According to the Brain Aneurysm Foundation, while unruptured brain aneurysms are typically asymptomatic, large, unruptured aneurysms can occasionally press on the brain or the nerves stemming out of the brain and cause various symptoms. Patients experiencing localized headache, dilated pupils, blurred or double vision, pain above and behind the eye, weakness and numbness, or difficulty speaking should seek immediate care.

Patients who experience a sudden, severe headache, loss of consciousness, nausea/vomiting, sudden blurred or double vision, stiff neck, sudden pain above/behind the eye or difficulty seeing, sudden change in mental status, trouble walking or dizziness, weakness and numbness, sensitivity to light, seizure or drooping eyelid may be suffering from symptoms of a ruptured aneurysm and should seek immediate medical attention.

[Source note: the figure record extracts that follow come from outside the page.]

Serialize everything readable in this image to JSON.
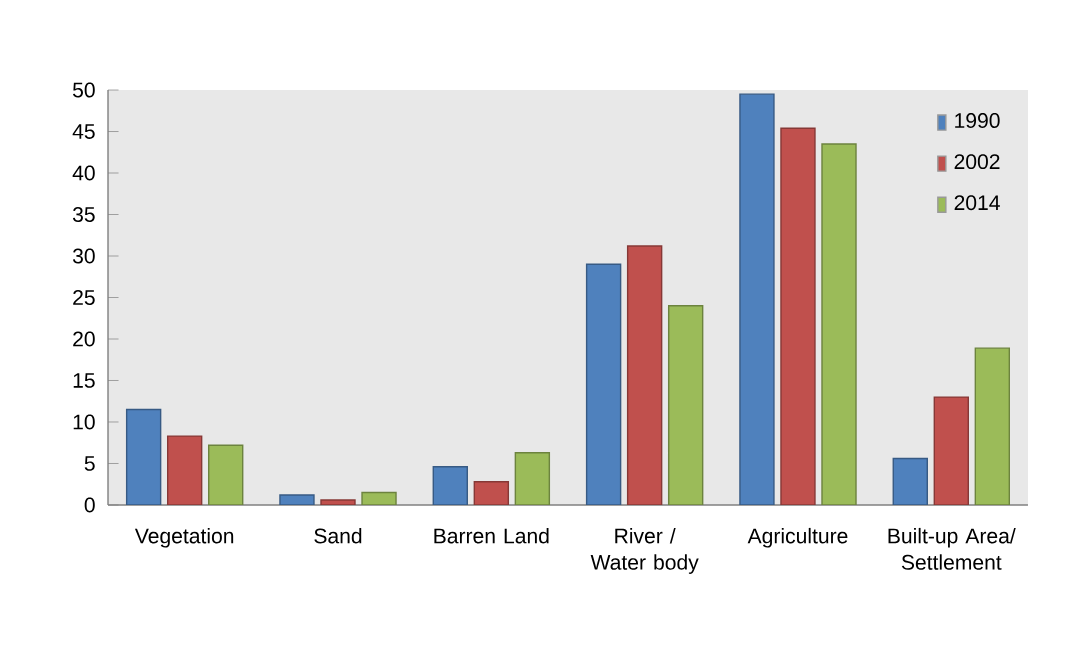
{
  "chart_data": {
    "type": "bar",
    "categories": [
      "Vegetation",
      "Sand",
      "Barren Land",
      "River / Water body",
      "Agriculture",
      "Built-up Area/ Settlement"
    ],
    "series": [
      {
        "name": "1990",
        "color": "#4f81bd",
        "values": [
          11.5,
          1.2,
          4.6,
          29,
          49.5,
          5.6
        ]
      },
      {
        "name": "2002",
        "color": "#c0504d",
        "values": [
          8.3,
          0.6,
          2.8,
          31.2,
          45.4,
          13
        ]
      },
      {
        "name": "2014",
        "color": "#9bbb59",
        "values": [
          7.2,
          1.5,
          6.3,
          24,
          43.5,
          18.9
        ]
      }
    ],
    "ylim": [
      0,
      50
    ],
    "yticks": [
      0,
      5,
      10,
      15,
      20,
      25,
      30,
      35,
      40,
      45,
      50
    ],
    "legend": "top right",
    "grid": false
  }
}
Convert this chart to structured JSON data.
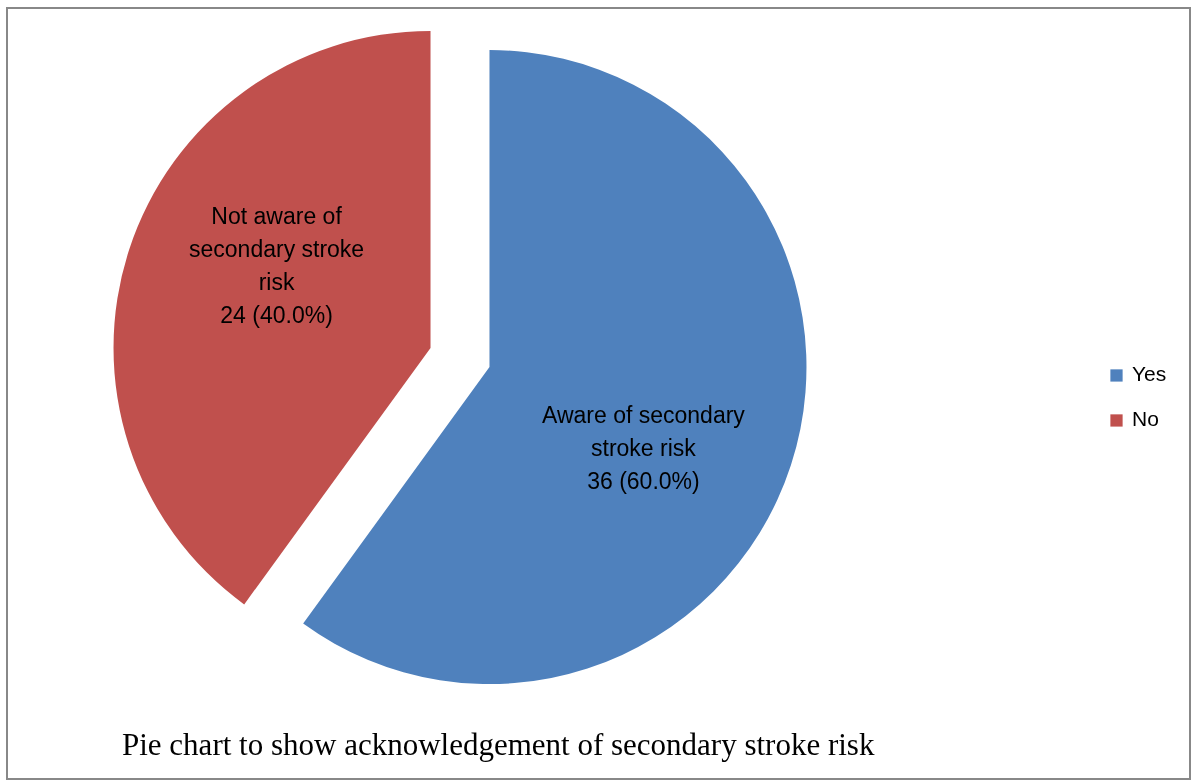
{
  "chart_data": {
    "type": "pie",
    "title": "Pie chart to show acknowledgement  of  secondary stroke risk",
    "categories": [
      "Yes",
      "No"
    ],
    "values": [
      36,
      24
    ],
    "colors": [
      "#4f81bd",
      "#c0504d"
    ],
    "value_labels": [
      "Aware of secondary\nstroke  risk\n36 (60.0%)",
      "Not aware of\nsecondary  stroke\nrisk\n24 (40.0%)"
    ],
    "legend": "right"
  }
}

Related: For Migraine Sufferers, a Light at the End of the Tunnel

The foundation says there are various risk factors associated with brain aneurysms, including smoking, high blood pressure, family history, age, gender, drug use, infection, traumatic head injury, tumors, and other disorders.

Friends and family have raised more than $34,000 for Broadway’s grieving relatives to help cover medical costs and manage future expenses.

“She was sweet and kind, and she always was there for me,” Adrien, her youngest, told WCNC.com.